Business, Finance and Market News

Miners on price par

  • Jamie Freed
  • July 5, 2008

BHP BILLITON said yesterday that it would accept the same rise in the benchmark price of iron ore as agreed by Rio Tinto and its customers, ending months of protracted negotiations.

The BHP settlement - struck with China's leading steelmaker, Baosteel - means both Australian miners will receive a 79.88 per cent increase in the price of iron ore fines and a 97 per cent increase in the price of lump ore. Other Australian iron ore miners, such as Fortescue Metals, will accept the same price.

"There is no surprise that BHP would accept the same prices Rio has settled as BHP is the smallest among the three major exporters to China," Luo Wei, an analyst in Shanghai with China International Capital, told Bloomberg.
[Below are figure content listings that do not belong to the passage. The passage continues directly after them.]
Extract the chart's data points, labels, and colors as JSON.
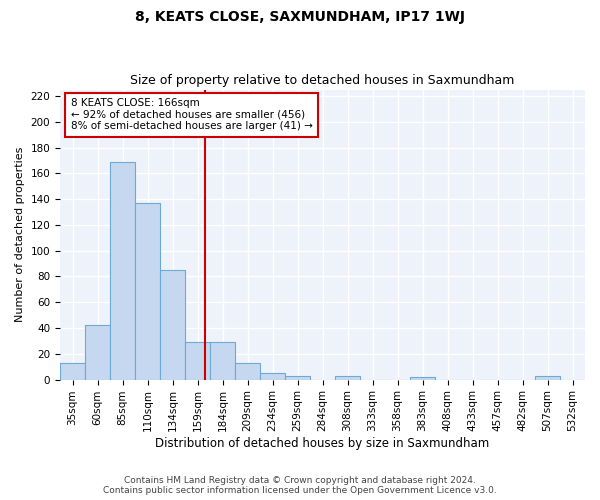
{
  "title": "8, KEATS CLOSE, SAXMUNDHAM, IP17 1WJ",
  "subtitle": "Size of property relative to detached houses in Saxmundham",
  "xlabel": "Distribution of detached houses by size in Saxmundham",
  "ylabel": "Number of detached properties",
  "footer_line1": "Contains HM Land Registry data © Crown copyright and database right 2024.",
  "footer_line2": "Contains public sector information licensed under the Open Government Licence v3.0.",
  "bin_labels": [
    "35sqm",
    "60sqm",
    "85sqm",
    "110sqm",
    "134sqm",
    "159sqm",
    "184sqm",
    "209sqm",
    "234sqm",
    "259sqm",
    "284sqm",
    "308sqm",
    "333sqm",
    "358sqm",
    "383sqm",
    "408sqm",
    "433sqm",
    "457sqm",
    "482sqm",
    "507sqm",
    "532sqm"
  ],
  "bar_heights": [
    13,
    42,
    169,
    137,
    85,
    29,
    29,
    13,
    5,
    3,
    0,
    3,
    0,
    0,
    2,
    0,
    0,
    0,
    0,
    3,
    0
  ],
  "bar_color": "#c5d8f0",
  "bar_edge_color": "#6aaad4",
  "vline_position": 5.5,
  "vline_color": "#cc0000",
  "annotation_text": "8 KEATS CLOSE: 166sqm\n← 92% of detached houses are smaller (456)\n8% of semi-detached houses are larger (41) →",
  "annotation_box_color": "#ffffff",
  "annotation_box_edge": "#cc0000",
  "ylim": [
    0,
    225
  ],
  "yticks": [
    0,
    20,
    40,
    60,
    80,
    100,
    120,
    140,
    160,
    180,
    200,
    220
  ],
  "background_color": "#eef2fb",
  "grid_color": "#ffffff",
  "title_fontsize": 10,
  "subtitle_fontsize": 9,
  "ylabel_fontsize": 8,
  "xlabel_fontsize": 8.5,
  "tick_fontsize": 7.5,
  "footer_fontsize": 6.5
}
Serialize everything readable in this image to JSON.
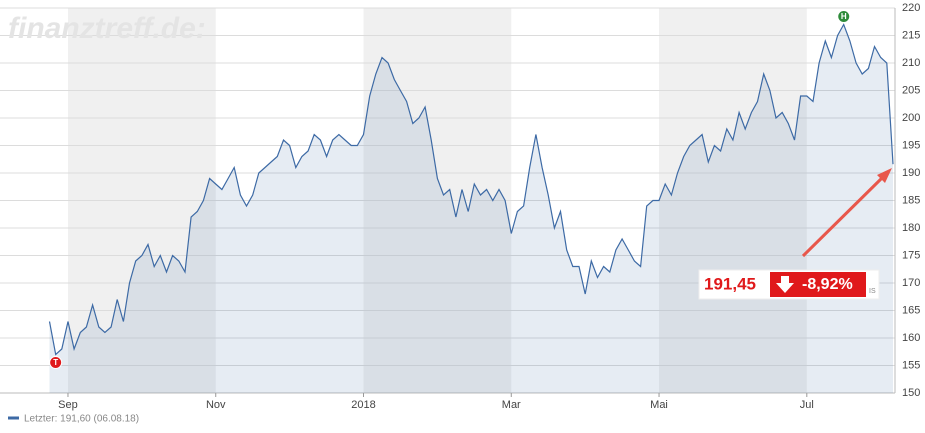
{
  "chart_data": {
    "type": "line",
    "watermark": "finanztreff.de:",
    "categories": [
      null,
      null,
      null,
      "Sep",
      null,
      null,
      null,
      null,
      null,
      null,
      null,
      null,
      null,
      null,
      null,
      null,
      null,
      null,
      null,
      null,
      null,
      null,
      null,
      null,
      null,
      null,
      null,
      "Nov",
      null,
      null,
      null,
      null,
      null,
      null,
      null,
      null,
      null,
      null,
      null,
      null,
      null,
      null,
      null,
      null,
      null,
      null,
      null,
      null,
      null,
      null,
      null,
      "2018",
      null,
      null,
      null,
      null,
      null,
      null,
      null,
      null,
      null,
      null,
      null,
      null,
      null,
      null,
      null,
      null,
      null,
      null,
      null,
      null,
      null,
      null,
      null,
      "Mar",
      null,
      null,
      null,
      null,
      null,
      null,
      null,
      null,
      null,
      null,
      null,
      null,
      null,
      null,
      null,
      null,
      null,
      null,
      null,
      null,
      null,
      null,
      null,
      "Mai",
      null,
      null,
      null,
      null,
      null,
      null,
      null,
      null,
      null,
      null,
      null,
      null,
      null,
      null,
      null,
      null,
      null,
      null,
      null,
      null,
      null,
      null,
      null,
      "Jul",
      null,
      null,
      null,
      null,
      null,
      null,
      null,
      null,
      null,
      null,
      null,
      null,
      null,
      null
    ],
    "series": [
      {
        "name": "Letzter: 191,60 (06.08.18)",
        "color": "#3d6aa5",
        "values": [
          163,
          157,
          158,
          163,
          158,
          161,
          162,
          166,
          162,
          161,
          162,
          167,
          163,
          170,
          174,
          175,
          177,
          173,
          175,
          172,
          175,
          174,
          172,
          182,
          183,
          185,
          189,
          188,
          187,
          189,
          191,
          186,
          184,
          186,
          190,
          191,
          192,
          193,
          196,
          195,
          191,
          193,
          194,
          197,
          196,
          193,
          196,
          197,
          196,
          195,
          195,
          197,
          204,
          208,
          211,
          210,
          207,
          205,
          203,
          199,
          200,
          202,
          196,
          189,
          186,
          187,
          182,
          187,
          183,
          188,
          186,
          187,
          185,
          187,
          185,
          179,
          183,
          184,
          191,
          197,
          191,
          186,
          180,
          183,
          176,
          173,
          173,
          168,
          174,
          171,
          173,
          172,
          176,
          178,
          176,
          174,
          173,
          184,
          185,
          185,
          188,
          186,
          190,
          193,
          195,
          196,
          197,
          192,
          195,
          194,
          198,
          196,
          201,
          198,
          201,
          203,
          208,
          205,
          200,
          201,
          199,
          196,
          204,
          204,
          203,
          210,
          214,
          211,
          215,
          217,
          214,
          210,
          208,
          209,
          213,
          211,
          210,
          191.6
        ]
      }
    ],
    "ylim": [
      150,
      220
    ],
    "yticks": [
      150,
      155,
      160,
      165,
      170,
      175,
      180,
      185,
      190,
      195,
      200,
      205,
      210,
      215,
      220
    ],
    "grid": true,
    "low_marker": "T",
    "high_marker": "H",
    "quote": {
      "price": "191,45",
      "change": "-8,92%",
      "suffix": "IS"
    }
  }
}
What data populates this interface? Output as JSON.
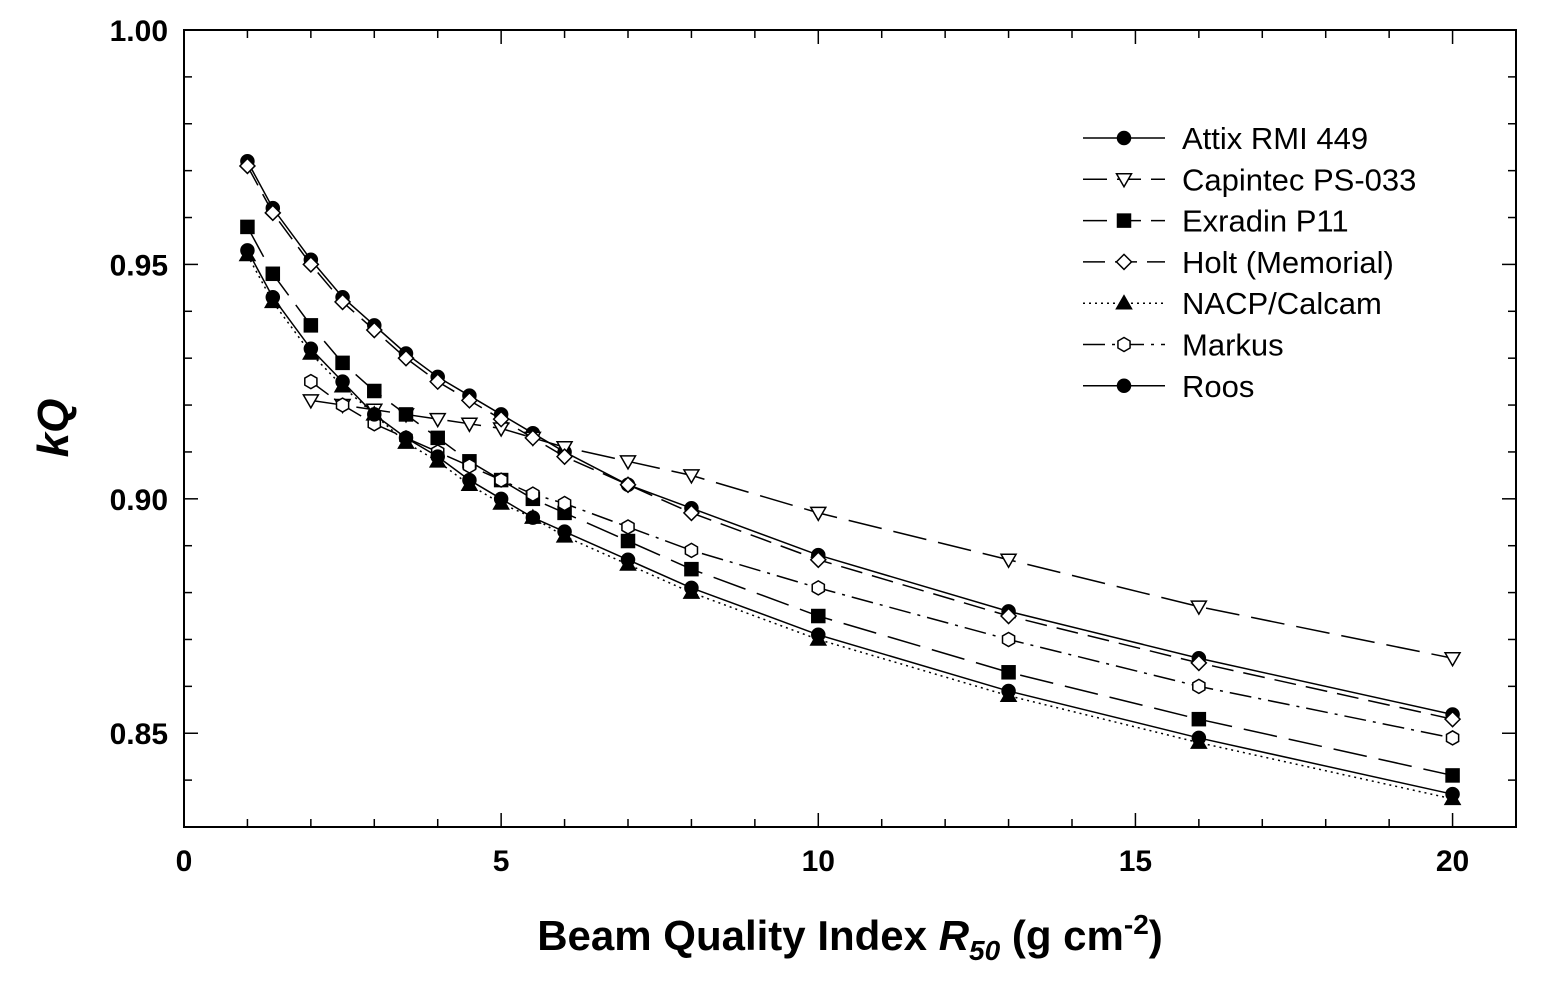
{
  "chart_data": {
    "type": "line",
    "xlabel": {
      "main": "Beam Quality Index ",
      "var": "R",
      "sub": "50",
      "unit_pre": " (g cm",
      "unit_sup": "-2",
      "unit_post": ")"
    },
    "ylabel": {
      "k": "k",
      "q": "Q"
    },
    "xlim": [
      0,
      21
    ],
    "ylim": [
      0.83,
      1.0
    ],
    "x_ticks": [
      0,
      5,
      10,
      15,
      20
    ],
    "x_tick_labels": [
      "0",
      "5",
      "10",
      "15",
      "20"
    ],
    "y_ticks": [
      0.85,
      0.9,
      0.95,
      1.0
    ],
    "y_tick_labels": [
      "0.85",
      "0.90",
      "0.95",
      "1.00"
    ],
    "grid": false,
    "legend_position": "top-right",
    "series": [
      {
        "name": "Attix RMI 449",
        "marker": "circle-filled",
        "dash": "solid",
        "x": [
          1,
          1.4,
          2,
          2.5,
          3,
          3.5,
          4,
          4.5,
          5,
          5.5,
          6,
          7,
          8,
          10,
          13,
          16,
          20
        ],
        "y": [
          0.972,
          0.962,
          0.951,
          0.943,
          0.937,
          0.931,
          0.926,
          0.922,
          0.918,
          0.914,
          0.91,
          0.903,
          0.898,
          0.888,
          0.876,
          0.866,
          0.854
        ]
      },
      {
        "name": "Capintec PS-033",
        "marker": "triangle-down-open",
        "dash": "long-dash",
        "x": [
          2,
          2.5,
          3,
          3.5,
          4,
          4.5,
          5,
          5.5,
          6,
          7,
          8,
          10,
          13,
          16,
          20
        ],
        "y": [
          0.921,
          0.92,
          0.919,
          0.918,
          0.917,
          0.916,
          0.915,
          0.913,
          0.911,
          0.908,
          0.905,
          0.897,
          0.887,
          0.877,
          0.866
        ]
      },
      {
        "name": "Exradin P11",
        "marker": "square-filled",
        "dash": "long-dash",
        "x": [
          1,
          1.4,
          2,
          2.5,
          3,
          3.5,
          4,
          4.5,
          5,
          5.5,
          6,
          7,
          8,
          10,
          13,
          16,
          20
        ],
        "y": [
          0.958,
          0.948,
          0.937,
          0.929,
          0.923,
          0.918,
          0.913,
          0.908,
          0.904,
          0.9,
          0.897,
          0.891,
          0.885,
          0.875,
          0.863,
          0.853,
          0.841
        ]
      },
      {
        "name": "Holt (Memorial)",
        "marker": "diamond-open",
        "dash": "dash",
        "x": [
          1,
          1.4,
          2,
          2.5,
          3,
          3.5,
          4,
          4.5,
          5,
          5.5,
          6,
          7,
          8,
          10,
          13,
          16,
          20
        ],
        "y": [
          0.971,
          0.961,
          0.95,
          0.942,
          0.936,
          0.93,
          0.925,
          0.921,
          0.917,
          0.913,
          0.909,
          0.903,
          0.897,
          0.887,
          0.875,
          0.865,
          0.853
        ]
      },
      {
        "name": "NACP/Calcam",
        "marker": "triangle-up-filled",
        "dash": "dotted",
        "x": [
          1,
          1.4,
          2,
          2.5,
          3,
          3.5,
          4,
          4.5,
          5,
          5.5,
          6,
          7,
          8,
          10,
          13,
          16,
          20
        ],
        "y": [
          0.952,
          0.942,
          0.931,
          0.924,
          0.918,
          0.912,
          0.908,
          0.903,
          0.899,
          0.896,
          0.892,
          0.886,
          0.88,
          0.87,
          0.858,
          0.848,
          0.836
        ]
      },
      {
        "name": "Markus",
        "marker": "hexagon-open",
        "dash": "dash-dot",
        "x": [
          2,
          2.5,
          3,
          3.5,
          4,
          4.5,
          5,
          5.5,
          6,
          7,
          8,
          10,
          13,
          16,
          20
        ],
        "y": [
          0.925,
          0.92,
          0.916,
          0.913,
          0.91,
          0.907,
          0.904,
          0.901,
          0.899,
          0.894,
          0.889,
          0.881,
          0.87,
          0.86,
          0.849
        ]
      },
      {
        "name": "Roos",
        "marker": "circle-filled",
        "dash": "solid",
        "x": [
          1,
          1.4,
          2,
          2.5,
          3,
          3.5,
          4,
          4.5,
          5,
          5.5,
          6,
          7,
          8,
          10,
          13,
          16,
          20
        ],
        "y": [
          0.953,
          0.943,
          0.932,
          0.925,
          0.918,
          0.913,
          0.909,
          0.904,
          0.9,
          0.896,
          0.893,
          0.887,
          0.881,
          0.871,
          0.859,
          0.849,
          0.837
        ]
      }
    ]
  }
}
BHP's president of marketing, Tom Schutte, said his company now expected to settle the remainder of its benchmark price-linked contracts with customers at the same price.

BHP aims over the longer term to dismantle the benchmark system and replace it with an indexed price that would provide more parity with the spot market. It is no longer signing new contracts based on the benchmark price and is supporting a screen-based trading system similar to that used for energy coal.

For the first time this year, Australian miners settled for a different price than the world's largest iron ore miner, Vale of Brazil. BHP and Rio argued they deserved a higher price than Vale due to the lower cost of shipping ore from Australia to Asia than from Brazil.